Catena: Preventing Lies with Bitcoin

We present Catena, an efficiently-verifiable Bitcoin witnessing scheme. Catena enables any number of thin clients, such as mobile phones, to efficiently agree on a log of applicationspecific statements managed by an adversarial server. Catena implements a log as an OP_RETURN transaction chain and prevents forks in the log by leveraging Bitcoin’s security against double spends. Specifically, if a log server wants to equivocate it has to double spend a Bitcoin transaction output.
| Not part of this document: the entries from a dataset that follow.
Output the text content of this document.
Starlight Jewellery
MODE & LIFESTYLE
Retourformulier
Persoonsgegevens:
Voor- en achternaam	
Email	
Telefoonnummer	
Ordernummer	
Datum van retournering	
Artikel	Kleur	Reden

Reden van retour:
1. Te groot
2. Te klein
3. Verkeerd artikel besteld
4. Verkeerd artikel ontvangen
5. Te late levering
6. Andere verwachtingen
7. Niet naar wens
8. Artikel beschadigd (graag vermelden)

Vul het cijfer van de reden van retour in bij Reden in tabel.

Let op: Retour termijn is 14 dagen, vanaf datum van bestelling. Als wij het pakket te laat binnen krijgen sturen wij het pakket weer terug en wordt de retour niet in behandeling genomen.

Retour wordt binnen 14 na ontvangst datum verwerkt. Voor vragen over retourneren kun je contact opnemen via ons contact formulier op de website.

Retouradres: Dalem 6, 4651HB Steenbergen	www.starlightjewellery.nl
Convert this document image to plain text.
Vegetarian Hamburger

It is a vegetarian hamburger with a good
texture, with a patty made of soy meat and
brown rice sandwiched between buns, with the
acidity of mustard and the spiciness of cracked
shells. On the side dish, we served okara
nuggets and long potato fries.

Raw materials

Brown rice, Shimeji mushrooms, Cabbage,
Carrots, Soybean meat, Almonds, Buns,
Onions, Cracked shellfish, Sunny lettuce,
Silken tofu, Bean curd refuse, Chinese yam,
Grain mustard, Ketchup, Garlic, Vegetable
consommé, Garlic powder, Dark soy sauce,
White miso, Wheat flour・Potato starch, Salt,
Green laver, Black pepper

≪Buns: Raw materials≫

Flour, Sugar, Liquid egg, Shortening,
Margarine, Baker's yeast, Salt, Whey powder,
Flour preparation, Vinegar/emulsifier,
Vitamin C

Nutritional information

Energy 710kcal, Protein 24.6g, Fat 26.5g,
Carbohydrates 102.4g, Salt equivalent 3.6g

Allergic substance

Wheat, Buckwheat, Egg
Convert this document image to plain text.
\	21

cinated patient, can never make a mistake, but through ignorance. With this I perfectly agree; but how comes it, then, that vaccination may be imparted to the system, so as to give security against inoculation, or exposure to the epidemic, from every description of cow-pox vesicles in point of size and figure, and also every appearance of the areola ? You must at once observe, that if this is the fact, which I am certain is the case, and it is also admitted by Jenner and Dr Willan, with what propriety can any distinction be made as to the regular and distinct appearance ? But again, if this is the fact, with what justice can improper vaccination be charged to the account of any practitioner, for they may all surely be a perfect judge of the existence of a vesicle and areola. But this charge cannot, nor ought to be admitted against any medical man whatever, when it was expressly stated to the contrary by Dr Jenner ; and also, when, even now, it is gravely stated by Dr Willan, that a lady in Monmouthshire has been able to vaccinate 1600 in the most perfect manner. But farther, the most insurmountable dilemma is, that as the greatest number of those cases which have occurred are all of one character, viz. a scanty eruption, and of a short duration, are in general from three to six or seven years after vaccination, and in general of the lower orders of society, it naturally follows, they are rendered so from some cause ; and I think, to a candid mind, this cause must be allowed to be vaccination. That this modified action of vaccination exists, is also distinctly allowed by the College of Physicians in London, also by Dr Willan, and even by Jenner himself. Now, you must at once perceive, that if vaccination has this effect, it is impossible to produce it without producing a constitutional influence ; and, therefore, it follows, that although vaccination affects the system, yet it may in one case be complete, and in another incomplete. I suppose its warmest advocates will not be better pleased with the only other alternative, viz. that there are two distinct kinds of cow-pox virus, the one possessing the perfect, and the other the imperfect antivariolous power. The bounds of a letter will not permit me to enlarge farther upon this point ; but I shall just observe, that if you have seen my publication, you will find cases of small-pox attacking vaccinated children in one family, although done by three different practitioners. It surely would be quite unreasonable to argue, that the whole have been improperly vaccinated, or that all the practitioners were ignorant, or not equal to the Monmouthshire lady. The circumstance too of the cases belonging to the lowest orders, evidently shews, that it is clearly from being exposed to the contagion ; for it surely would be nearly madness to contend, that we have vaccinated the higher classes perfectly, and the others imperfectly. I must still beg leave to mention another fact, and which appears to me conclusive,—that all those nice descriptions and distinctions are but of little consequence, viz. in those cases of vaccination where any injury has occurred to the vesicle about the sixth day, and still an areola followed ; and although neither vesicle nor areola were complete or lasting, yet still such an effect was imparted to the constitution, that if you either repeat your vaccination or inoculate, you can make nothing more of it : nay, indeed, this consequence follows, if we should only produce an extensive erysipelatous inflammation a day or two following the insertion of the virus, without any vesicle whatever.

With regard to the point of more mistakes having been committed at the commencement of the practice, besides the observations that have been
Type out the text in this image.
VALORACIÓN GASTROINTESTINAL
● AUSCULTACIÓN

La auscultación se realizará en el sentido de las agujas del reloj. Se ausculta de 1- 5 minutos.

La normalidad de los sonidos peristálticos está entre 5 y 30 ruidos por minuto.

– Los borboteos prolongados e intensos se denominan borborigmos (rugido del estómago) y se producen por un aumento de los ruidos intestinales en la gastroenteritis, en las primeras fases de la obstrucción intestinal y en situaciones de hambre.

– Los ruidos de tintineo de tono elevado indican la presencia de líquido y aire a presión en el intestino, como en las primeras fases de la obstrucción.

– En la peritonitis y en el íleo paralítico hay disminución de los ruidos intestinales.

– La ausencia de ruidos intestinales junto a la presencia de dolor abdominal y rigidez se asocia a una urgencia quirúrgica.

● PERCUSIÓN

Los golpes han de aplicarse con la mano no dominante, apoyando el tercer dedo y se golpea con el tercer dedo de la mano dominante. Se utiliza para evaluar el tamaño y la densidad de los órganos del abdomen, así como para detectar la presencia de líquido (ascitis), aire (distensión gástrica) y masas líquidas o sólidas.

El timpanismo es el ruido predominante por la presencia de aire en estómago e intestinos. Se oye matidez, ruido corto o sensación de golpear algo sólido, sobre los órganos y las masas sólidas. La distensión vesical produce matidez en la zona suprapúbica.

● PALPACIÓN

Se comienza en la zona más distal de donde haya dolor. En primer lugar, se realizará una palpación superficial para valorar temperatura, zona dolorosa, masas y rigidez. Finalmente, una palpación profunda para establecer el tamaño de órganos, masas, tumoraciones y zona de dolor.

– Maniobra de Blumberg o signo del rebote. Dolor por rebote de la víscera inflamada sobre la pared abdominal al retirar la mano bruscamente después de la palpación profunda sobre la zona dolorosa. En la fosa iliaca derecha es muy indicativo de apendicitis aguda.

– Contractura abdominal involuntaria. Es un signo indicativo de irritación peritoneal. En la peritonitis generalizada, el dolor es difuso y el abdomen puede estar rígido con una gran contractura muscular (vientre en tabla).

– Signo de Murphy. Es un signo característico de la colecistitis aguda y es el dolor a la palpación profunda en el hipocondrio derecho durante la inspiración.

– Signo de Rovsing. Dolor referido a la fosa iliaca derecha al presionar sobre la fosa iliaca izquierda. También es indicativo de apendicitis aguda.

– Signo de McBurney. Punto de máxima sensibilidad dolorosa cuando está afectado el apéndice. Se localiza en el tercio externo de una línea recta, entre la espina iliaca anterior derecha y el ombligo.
Thus, Catena logs are as hard to fork as the Bitcoin blockchain: an adversary without a large fraction of the network’s computational power cannot fork Bitcoin and thus cannot fork a Catena log either. However, different from previous Bitcoin-based work, Catena decreases the bandwidth requirements of log auditors from 90 GB to only tens of megabytes. More precisely, our clients only need to download all Bitcoin block headers (currently less than 35 MB) and a small, 600-byte proof for each statement in a block. We implemented Catena in Java using the bitcoinj library and used it to extend CONIKS, a recent key transparency scheme, to witness its public-key directory in the Bitcoin blockchain where it can be efficiently verified by auditors. We show that Catena can be used to secure many systems today such as public-key directories, Tor directory servers or software transparency schemes.